In the United States, the government failed to adopt effective environmental protection measures during the initial period after shale gas was exploited, causing environmental problems such as wastewater pollution. China must draw on such lessons to formulate a sound system of environmental protection laws and regulations, and monitor corporate activities in shale gas exploitation.
Diversifying financing sources
Shale gas exploitation is a highly capital-intensive industry, requiring huge preparatory investment and long investment cycles. Industrial insiders estimate that to realize the goal of producing 60 billion cubic meters of shale gas by 2020, an investment of at least 400 billion yuan ($65.24 billion) will be needed.
In the United States, a company usually raises funds through equity financing during the prospection stage. After the gas wells are put into operation, the company may raise funds for further development through bond financing or selling the gas wells to large shale gas companies. But in China, the financial market is not as mature as that in the United States, therefore the financial channels are not as effective.
To expand its financing channels, China may allow the participation of private investors.
In China, 80 percent of shale gas potentials and almost all the high-quality shale gas resources are situated in existing oil and gas-reserve regions. All these regions are currently being exploited by the four stateowned oil companies—China National Petroleum Corp. (CNPC), Sinopec, China National Offshore Oil Corp. and Shaanxi Yanchang Petroleum (Group) Co. Ltd.
Moreover, prospection and exploitation of shale gas require investment on a scale which few private companies would be able to afford. During the first two rounds of shale gas tenders, only two private companies won the bids and are now permitted to enter the shale gas industry, but the fields they gained are areas with small reserves where exploitation is difficult.
Private companies attitudes to the newly announced third round of tender have been reserved. Deng Xuejun, Assistant to President of Honghua Group, told National Business Daily that companies focus on the input-output ratio and will take the quality of blocks offered by the tender into consideration. Blocks difficult to explore and with low potential output wont be accepted, he said. Even if a quality opportunity presents itself, they must still consider the costs—for example, the bidding price.
At a seminar held in Beijing on September 26, Zhang Dawei, Director of the Mineral Resources and Reserves Evaluation Center of the MLR, suggested the establishment of a“special zone” for shale gas in southwest Chinas Sichuan Province and nearby regions to break the monopoly of state-owned oil companies and allow entrance of private investors.
The massive commercial exploitation of shale gas in the United States benefits from the countrys sound network of pipelines. By 2013, the United States had 1.98 million km of natural gas pipelines, while China had only 48,500 km of pipelines.

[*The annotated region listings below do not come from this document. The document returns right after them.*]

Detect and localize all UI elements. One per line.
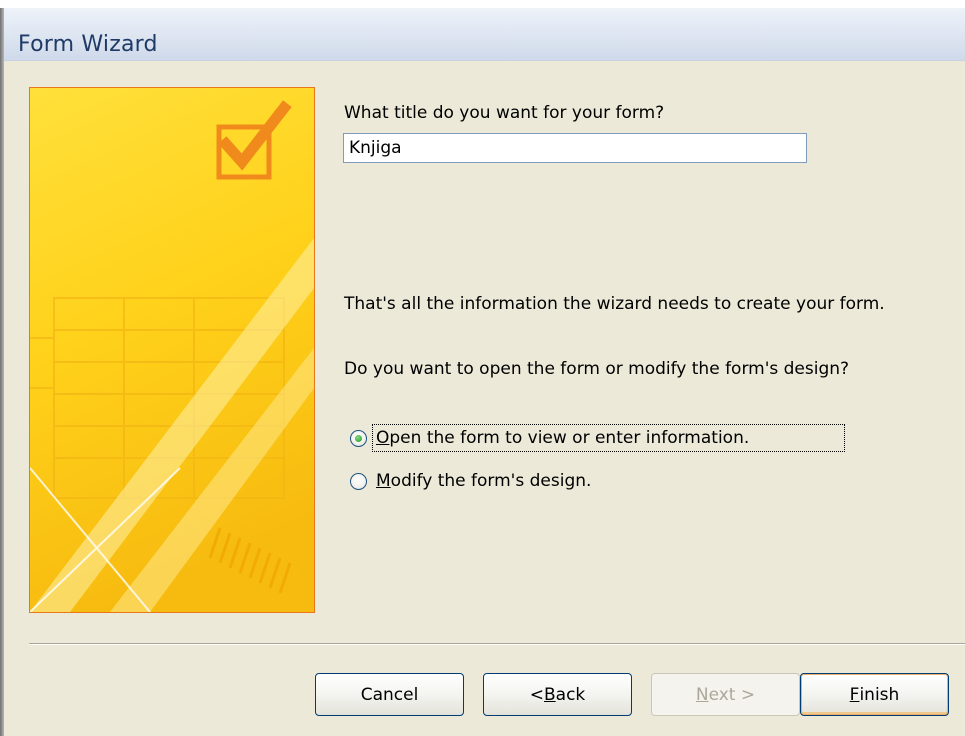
option-open-form[interactable]: Open the form to view or enter informati…: [350, 424, 846, 452]
option-open-mnemonic: O: [376, 428, 390, 448]
window-left-edge: [0, 8, 4, 736]
back-rest: ack: [555, 684, 586, 705]
option-modify-design-label[interactable]: Modify the form's design.: [376, 471, 591, 491]
cancel-button[interactable]: Cancel: [315, 673, 464, 716]
option-open-form-label[interactable]: Open the form to view or enter informati…: [371, 424, 846, 452]
option-modify-text: odify the form's design.: [390, 471, 592, 491]
cancel-button-label: Cancel: [360, 684, 419, 705]
radio-modify-design[interactable]: [350, 472, 367, 490]
button-separator: [29, 643, 965, 645]
radio-open-form[interactable]: [350, 429, 367, 447]
option-modify-mnemonic: M: [376, 471, 391, 491]
back-button[interactable]: < Back: [483, 673, 632, 716]
option-open-text: pen the form to view or enter informatio…: [389, 428, 750, 448]
window-title: Form Wizard: [18, 32, 158, 57]
finish-button[interactable]: Finish: [800, 673, 949, 716]
back-prefix: <: [529, 684, 544, 705]
back-mnemonic: B: [543, 684, 556, 705]
title-bar: Form Wizard: [4, 8, 965, 61]
title-question-label: What title do you want for your form?: [344, 103, 665, 123]
next-mnemonic: N: [695, 684, 709, 705]
option-modify-design[interactable]: Modify the form's design.: [350, 467, 591, 495]
wizard-illustration-panel: [29, 87, 315, 613]
next-rest: ext >: [708, 684, 756, 705]
form-title-input[interactable]: [343, 133, 807, 163]
open-or-modify-question: Do you want to open the form or modify t…: [344, 359, 850, 379]
finish-mnemonic: F: [849, 684, 860, 705]
wizard-illustration: [30, 88, 314, 612]
next-button[interactable]: Next >: [651, 673, 800, 716]
info-text: That's all the information the wizard ne…: [344, 294, 885, 314]
finish-rest: inish: [859, 684, 900, 705]
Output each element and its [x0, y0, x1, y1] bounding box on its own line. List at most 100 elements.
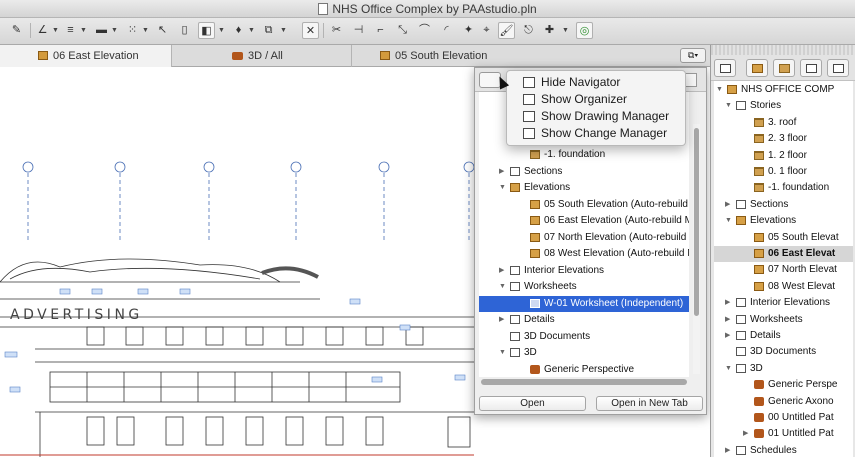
tree-row[interactable]: 2. 3 floor: [714, 131, 853, 147]
tree-row[interactable]: 3D Documents: [714, 344, 853, 360]
renovation-icon[interactable]: ✚: [541, 22, 558, 39]
tree-row[interactable]: -1. foundation: [714, 180, 853, 196]
magic-wand-icon[interactable]: ✦: [460, 22, 477, 39]
layer-dropdown-icon[interactable]: ▼: [218, 22, 226, 39]
collapsed-triangle-icon[interactable]: ▶: [499, 263, 507, 279]
expanded-triangle-icon[interactable]: ▼: [725, 361, 733, 377]
tree-row[interactable]: ▼ 3D: [479, 345, 689, 361]
tree-row[interactable]: -1. foundation: [479, 147, 689, 163]
tree-row[interactable]: Generic Perspective: [479, 362, 689, 378]
curve-tool-icon[interactable]: ⌒: [416, 22, 433, 39]
angle-tool-icon[interactable]: ∠: [34, 22, 51, 39]
tree-row[interactable]: 3. roof: [714, 115, 853, 131]
layer-icon[interactable]: ◧: [198, 22, 215, 39]
open-button[interactable]: Open: [479, 396, 586, 411]
menu-item-show-change-manager[interactable]: Show Change Manager: [507, 125, 685, 142]
collapsed-triangle-icon[interactable]: ▶: [743, 426, 751, 442]
project-map-button[interactable]: [746, 59, 768, 77]
tab-05-south-elevation[interactable]: 05 South Elevation: [352, 45, 532, 67]
tree-row[interactable]: ▼ Worksheets: [479, 279, 689, 295]
tree-row[interactable]: ▶ Worksheets: [714, 312, 853, 328]
line-type-dropdown-icon[interactable]: ▼: [80, 22, 88, 39]
trim-tool-icon[interactable]: ✂: [328, 22, 345, 39]
tree-row[interactable]: ▼ Elevations: [714, 213, 853, 229]
open-in-new-tab-button[interactable]: Open in New Tab: [596, 396, 703, 411]
expanded-triangle-icon[interactable]: ▼: [499, 180, 507, 196]
marquee-icon[interactable]: ▯: [176, 22, 193, 39]
pen-weight-icon[interactable]: ▬: [93, 22, 110, 39]
refresh-icon[interactable]: ◎: [576, 22, 593, 39]
tree-row[interactable]: ▶ Schedules: [714, 443, 853, 457]
light-icon[interactable]: ♦: [230, 22, 247, 39]
sidebar-project-tree[interactable]: ▼ NHS OFFICE COMP ▼ Stories 3. roof 2. 3 floo…: [714, 81, 853, 457]
tree-row[interactable]: ▶ Sections: [714, 197, 853, 213]
tree-row[interactable]: Generic Axono: [714, 394, 853, 410]
tree-row[interactable]: 07 North Elevat: [714, 262, 853, 278]
snap-grid-icon[interactable]: ⁙: [124, 22, 141, 39]
collapsed-triangle-icon[interactable]: ▶: [499, 312, 507, 328]
tree-row[interactable]: ▶ Sections: [479, 164, 689, 180]
transform-dropdown-icon[interactable]: ▼: [280, 22, 288, 39]
tree-row[interactable]: W-01 Worksheet (Independent): [479, 295, 689, 312]
expanded-triangle-icon[interactable]: ▼: [716, 82, 724, 98]
light-dropdown-icon[interactable]: ▼: [248, 22, 256, 39]
expanded-triangle-icon[interactable]: ▼: [725, 213, 733, 229]
offset-tool-icon[interactable]: ⌐: [372, 22, 389, 39]
resize-tool-icon[interactable]: ⤡: [394, 22, 411, 39]
close-cross-icon[interactable]: ✕: [302, 22, 319, 39]
eyedropper-icon[interactable]: ⌖: [478, 22, 495, 39]
line-type-icon[interactable]: ≡: [62, 22, 79, 39]
tree-row[interactable]: ▶ Interior Elevations: [714, 295, 853, 311]
collapsed-triangle-icon[interactable]: ▶: [725, 197, 733, 213]
navigator-mode-button[interactable]: [714, 59, 736, 77]
pen-weight-dropdown-icon[interactable]: ▼: [111, 22, 119, 39]
tree-row[interactable]: ▶ 01 Untitled Pat: [714, 426, 853, 442]
tab-06-east-elevation[interactable]: 06 East Elevation: [0, 45, 172, 67]
snap-dropdown-icon[interactable]: ▼: [142, 22, 150, 39]
expanded-triangle-icon[interactable]: ▼: [499, 345, 507, 361]
fillet-tool-icon[interactable]: ◜: [438, 22, 455, 39]
tree-row[interactable]: Generic Perspe: [714, 377, 853, 393]
tree-row[interactable]: 06 East Elevat: [714, 246, 853, 262]
tree-row[interactable]: 05 South Elevat: [714, 230, 853, 246]
tree-row[interactable]: 0. 1 floor: [714, 164, 853, 180]
tree-row[interactable]: ▼ Stories: [714, 98, 853, 114]
collapsed-triangle-icon[interactable]: ▶: [725, 328, 733, 344]
collapsed-triangle-icon[interactable]: ▶: [725, 443, 733, 457]
tree-row[interactable]: ▼ 3D: [714, 361, 853, 377]
renovation-dropdown-icon[interactable]: ▼: [562, 22, 570, 39]
expanded-triangle-icon[interactable]: ▼: [725, 98, 733, 114]
tree-row[interactable]: 07 North Elevation (Auto-rebuild M: [479, 230, 689, 246]
split-tool-icon[interactable]: ⊣: [350, 22, 367, 39]
tab-3d-all[interactable]: 3D / All: [172, 45, 352, 67]
collapsed-triangle-icon[interactable]: ▶: [725, 295, 733, 311]
tree-row[interactable]: 06 East Elevation (Auto-rebuild Mo: [479, 213, 689, 229]
select-arrow-icon[interactable]: ↖: [154, 22, 171, 39]
scrollbar-thumb[interactable]: [694, 128, 699, 316]
navigator-vertical-scrollbar[interactable]: [693, 124, 700, 374]
collapsed-triangle-icon[interactable]: ▶: [725, 312, 733, 328]
publisher-sets-button[interactable]: [827, 59, 849, 77]
collapsed-triangle-icon[interactable]: ▶: [499, 164, 507, 180]
tree-row[interactable]: 08 West Elevat: [714, 279, 853, 295]
paint-icon[interactable]: 🖌: [498, 22, 515, 39]
tree-row[interactable]: 00 Untitled Pat: [714, 410, 853, 426]
pencil-tool-icon[interactable]: ✎: [8, 22, 25, 39]
angle-dropdown-icon[interactable]: ▼: [52, 22, 60, 39]
menu-item-hide-navigator[interactable]: Hide Navigator: [507, 74, 685, 91]
tree-row[interactable]: ▶ Interior Elevations: [479, 263, 689, 279]
tree-row[interactable]: ▶ Details: [479, 312, 689, 328]
tree-row[interactable]: ▼ NHS OFFICE COMP: [714, 82, 853, 98]
tree-row[interactable]: 3D Documents: [479, 329, 689, 345]
layout-book-button[interactable]: [800, 59, 822, 77]
sidebar-grip[interactable]: [711, 45, 855, 55]
navigator-horizontal-scrollbar[interactable]: [481, 379, 687, 385]
menu-item-show-drawing-manager[interactable]: Show Drawing Manager: [507, 108, 685, 125]
tree-row[interactable]: 1. 2 floor: [714, 148, 853, 164]
menu-item-show-organizer[interactable]: Show Organizer: [507, 91, 685, 108]
tree-row[interactable]: 08 West Elevation (Auto-rebuild M: [479, 246, 689, 262]
tree-row[interactable]: ▼ Elevations: [479, 180, 689, 196]
parameter-icon[interactable]: ⎋: [520, 22, 537, 39]
tree-row[interactable]: 05 South Elevation (Auto-rebuild M: [479, 197, 689, 213]
tree-row[interactable]: ▶ Details: [714, 328, 853, 344]
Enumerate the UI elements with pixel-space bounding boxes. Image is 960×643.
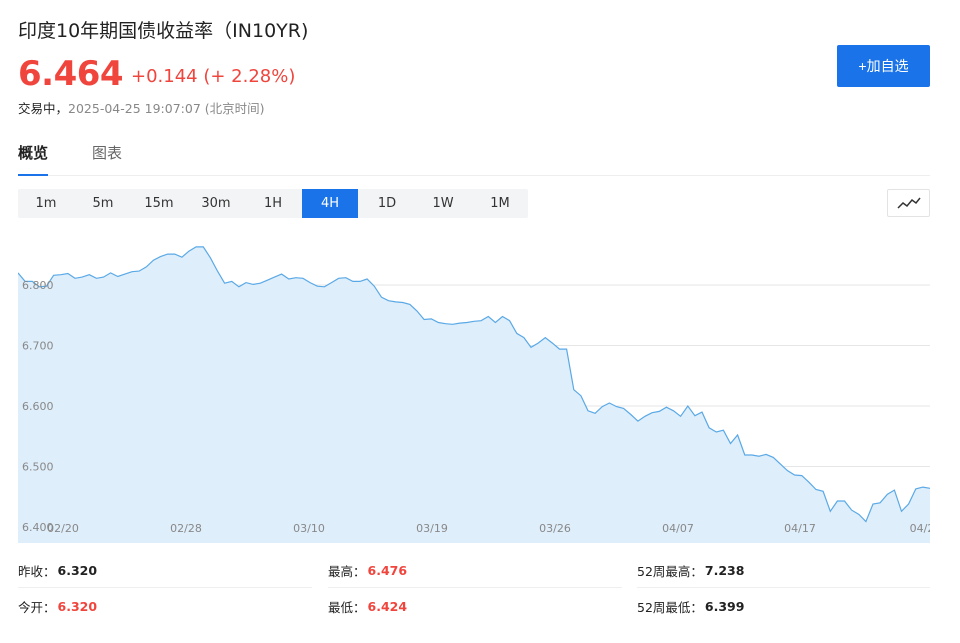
chart-canvas: 6.8006.7006.6006.5006.40002/20 02/28 03/10… <box>18 231 930 543</box>
stat-label: 最高： <box>328 563 366 579</box>
x-tick-label: 04/07 <box>662 522 694 535</box>
x-tick-label: 02/28 <box>170 522 202 535</box>
tab-overview[interactable]: 概览 <box>18 142 49 176</box>
stat-value: 6.399 <box>704 598 745 614</box>
y-tick-label: 6.700 <box>22 340 54 353</box>
trade-status-text: 交易中， <box>18 101 69 116</box>
x-tick-label: 03/19 <box>416 522 448 535</box>
stat-prev-close: 昨收： 6.320 <box>18 552 97 588</box>
stat-value: 6.320 <box>57 562 98 578</box>
x-tick-label: 03/10 <box>293 522 325 535</box>
stat-value: 6.424 <box>367 598 408 614</box>
period-1d[interactable]: 1D <box>359 189 415 218</box>
period-selector: 1m 5m 15m 30m 1H 4H 1D 1W 1M <box>18 189 528 218</box>
trade-datetime: 2025-04-25 19:07:07 (北京时间) <box>68 101 265 116</box>
stat-low: 最低： 6.424 <box>328 588 407 624</box>
period-1w[interactable]: 1W <box>415 189 471 218</box>
stats-table: 昨收： 6.320 最高： 6.476 52周最高： 7.238 今开： 6.320 最… <box>18 552 930 624</box>
tab-chart[interactable]: 图表 <box>92 142 122 176</box>
price-change: +0.144 (+ 2.28%) <box>131 66 296 87</box>
period-30m[interactable]: 30m <box>188 189 244 218</box>
period-1m[interactable]: 1m <box>18 189 74 218</box>
stat-open: 今开： 6.320 <box>18 588 97 624</box>
stat-high: 最高： 6.476 <box>328 552 407 588</box>
trade-status: 交易中，2025-04-25 19:07:07 (北京时间) <box>18 98 265 117</box>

Moreover, most of Chinas natural gas pipelines are again controlled by state-owned oil companies. For instance, CNPC alone has 41,000 km of pipelines. At present, the per-km construction costs of natural gas pipelines have increased to around 90 million yuan ($14.63 million), which makes it unrealistic for private companies to build new pipelines relying solely on their own.
The institute affiliated to 21st Century Business Herald thinks that since most of Chinas shale gas resources are located in the central and western regions at a considerable distance from the target consumption markets, the government must offer solutions to the issue of transportation to shale gas companies. That requires breaking the current monopoly in terms of access to pipelines.